I insisted that you can hardly pick up a Chinese newspaper today without reading of a new corruption case. But Cui was adamant that the impression of near-universal corruption is misleading – a product, he says, of "relative openness. And of course the media focus on this."

"As an intellectual I become more and more respectful of [officials] because they are really doing hard work and key work for the development of China."

Laws and regulations have failed to keep pace with China's development, and sometimes it is necessary to bend the rules to achieve success.

"Some good things cannot be made public, not only scandals. It's not possible to have successful development if you 100 percent stick to the regulations."

Marx is misleading

I asked Professor Cui whether he saw the wave of strikes that broke out in China's car components industry in 2010 as a positive development.

"These things are good. The labor law gave the workers the right to organize. But there is so much bureaucratic inertia. Even if this law exists only on paper it's a good thing for workers to have self-organization to protect their rights."

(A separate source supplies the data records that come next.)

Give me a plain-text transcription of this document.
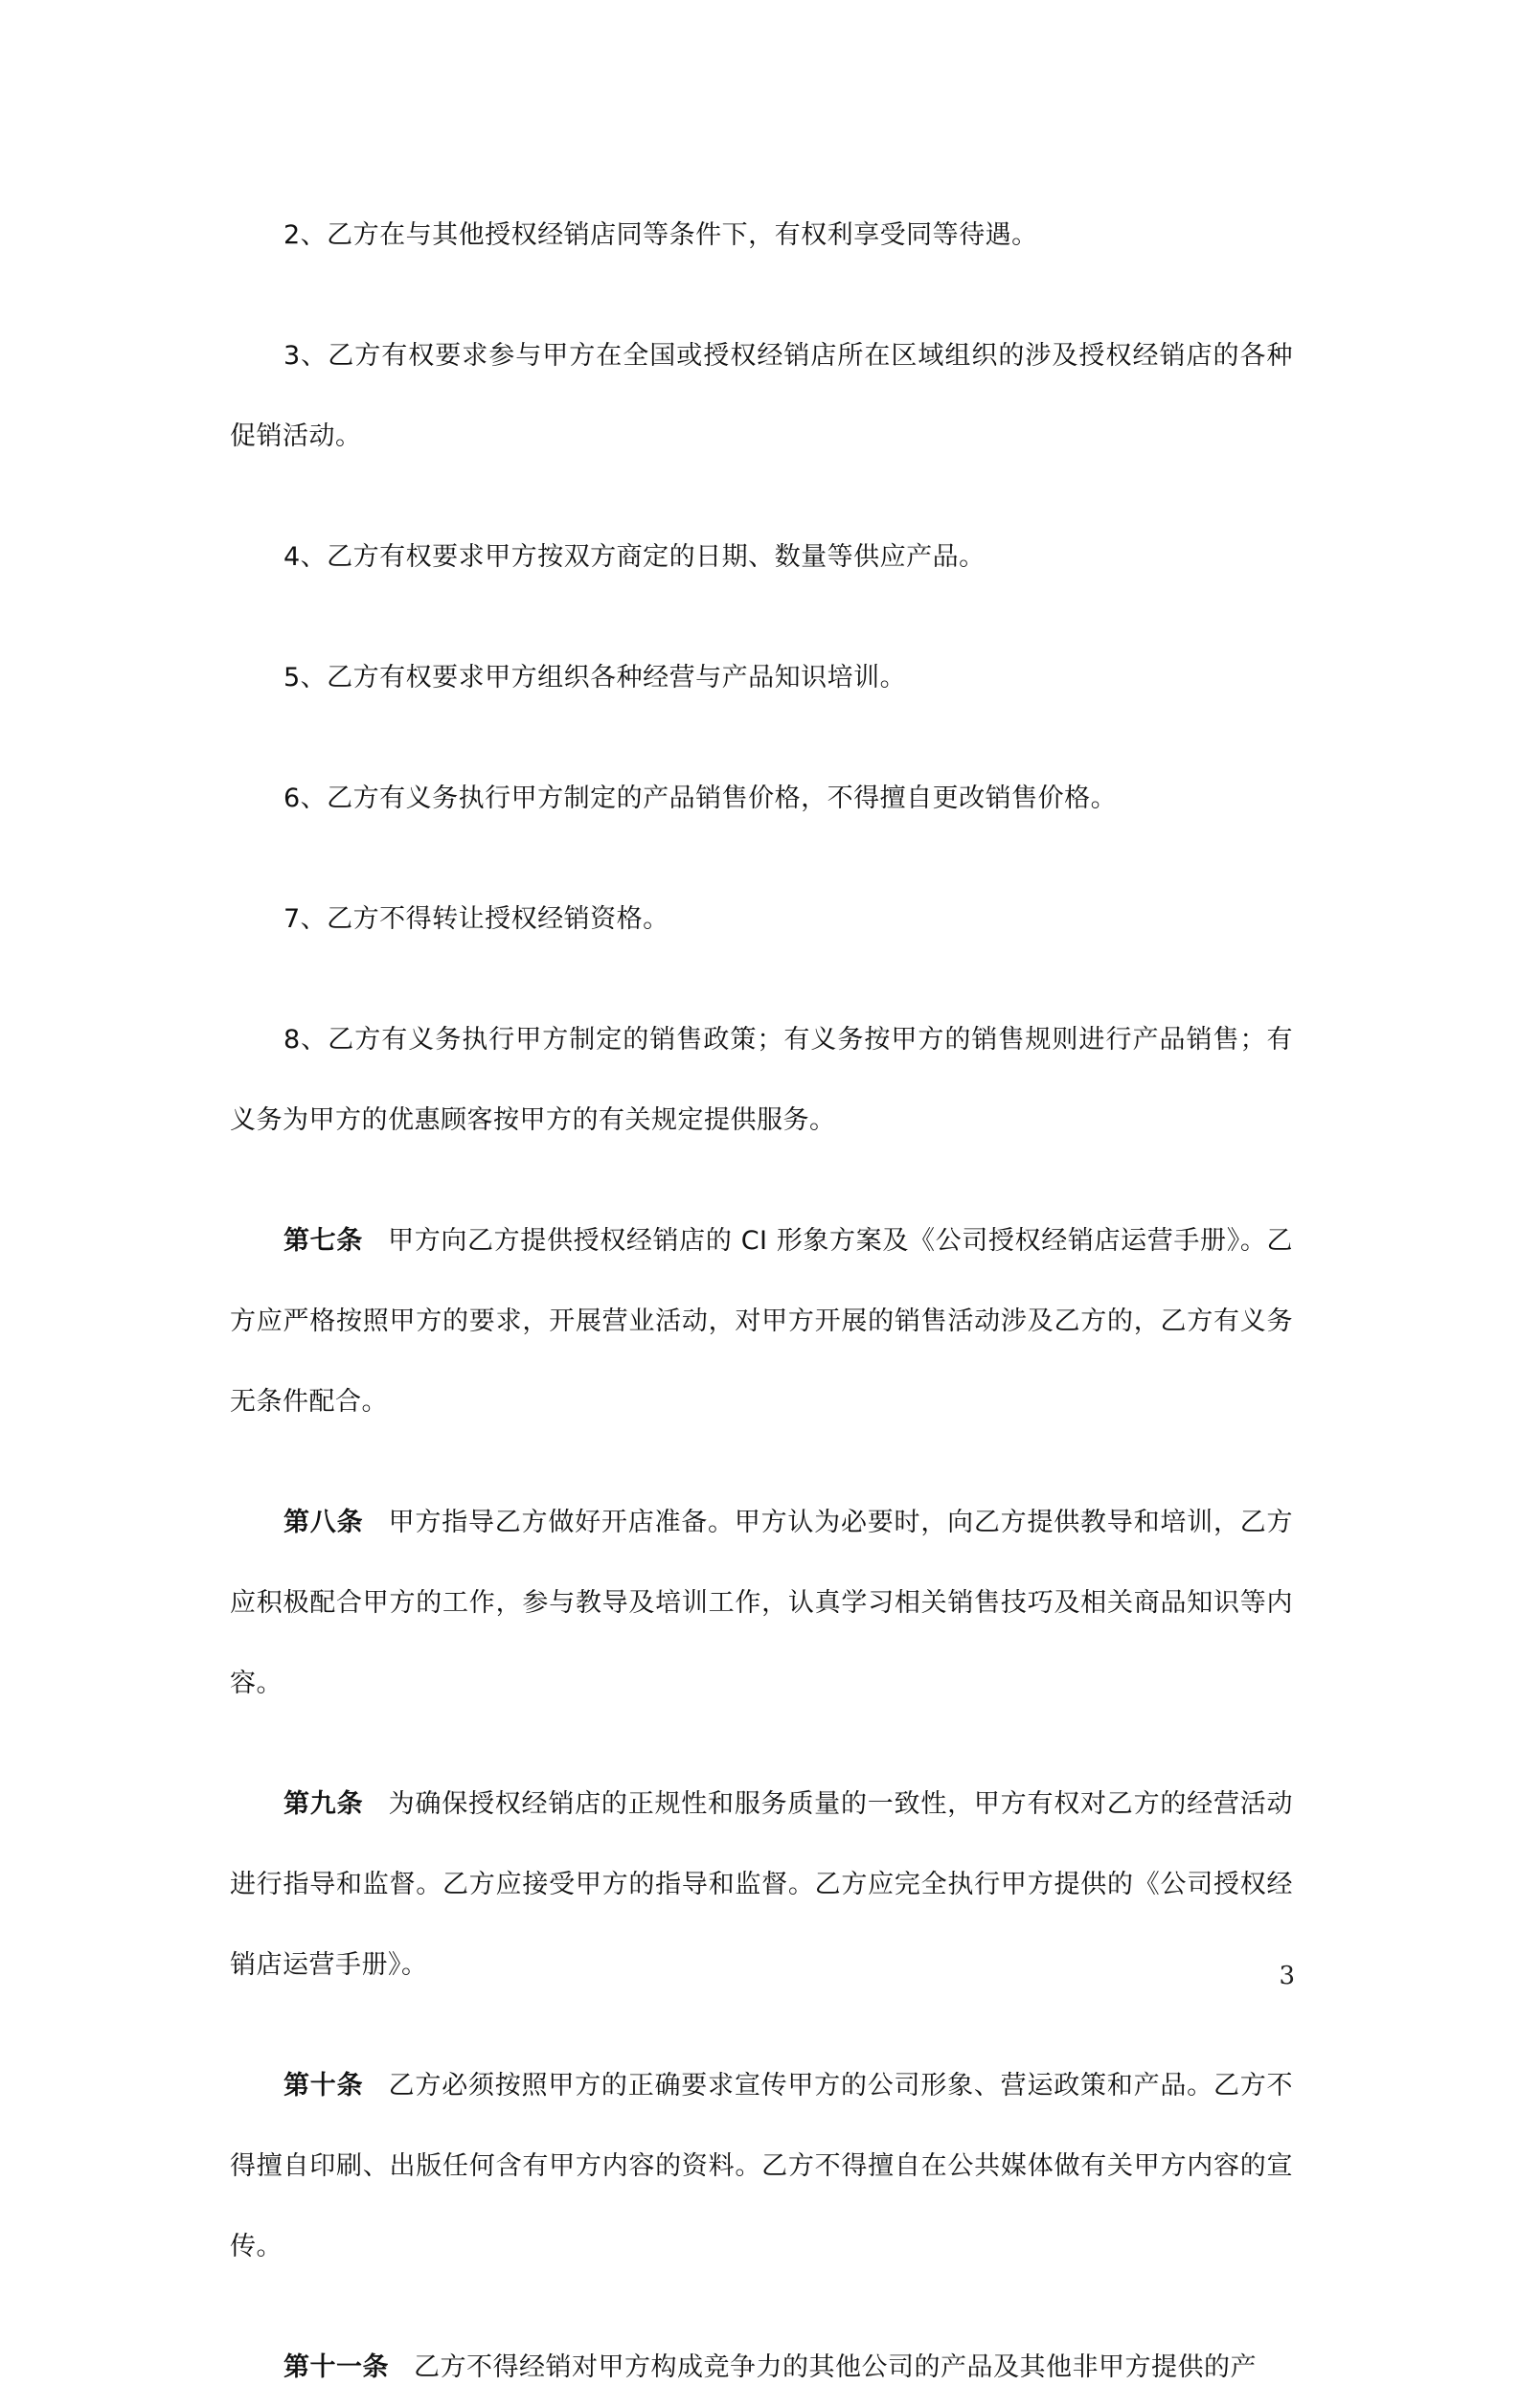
2、乙方在与其他授权经销店同等条件下，有权利享受同等待遇。

3、乙方有权要求参与甲方在全国或授权经销店所在区域组织的涉及授权经销店的各种促销活动。

4、乙方有权要求甲方按双方商定的日期、数量等供应产品。

5、乙方有权要求甲方组织各种经营与产品知识培训。

6、乙方有义务执行甲方制定的产品销售价格，不得擅自更改销售价格。

7、乙方不得转让授权经销资格。

8、乙方有义务执行甲方制定的销售政策；有义务按甲方的销售规则进行产品销售；有义务为甲方的优惠顾客按甲方的有关规定提供服务。

第七条 甲方向乙方提供授权经销店的 CI 形象方案及《公司授权经销店运营手册》。乙方应严格按照甲方的要求，开展营业活动，对甲方开展的销售活动涉及乙方的，乙方有义务无条件配合。

第八条 甲方指导乙方做好开店准备。甲方认为必要时，向乙方提供教导和培训，乙方应积极配合甲方的工作，参与教导及培训工作，认真学习相关销售技巧及相关商品知识等内容。

第九条 为确保授权经销店的正规性和服务质量的一致性，甲方有权对乙方的经营活动进行指导和监督。乙方应接受甲方的指导和监督。乙方应完全执行甲方提供的《公司授权经销店运营手册》。

第十条 乙方必须按照甲方的正确要求宣传甲方的公司形象、营运政策和产品。乙方不得擅自印刷、出版任何含有甲方内容的资料。乙方不得擅自在公共媒体做有关甲方内容的宣传。

第十一条 乙方不得经销对甲方构成竞争力的其他公司的产品及其他非甲方提供的产

3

But I had the impression that Professor Cui saw action by the workers as, at best, an adjunct to official action. Perhaps a catalyst needed from time to time to shock the bureaucracy into action.

"In times of high uncertainty and very rapid development, the people do not know what their interests are. And that's another reason why I increasingly dislike Marxism. Marxism assumes people know their own interests, their class interests."

I began to feel that Professor Cui belonged in a Chinese tradition of rule by educated officials, but also a Western tradition of managerial socialism that can be traced back to the technocratic and paternalistic communities envisaged by Saint-Simon and Robert Owen.

Marx would call him a utopian socialist, I suggested.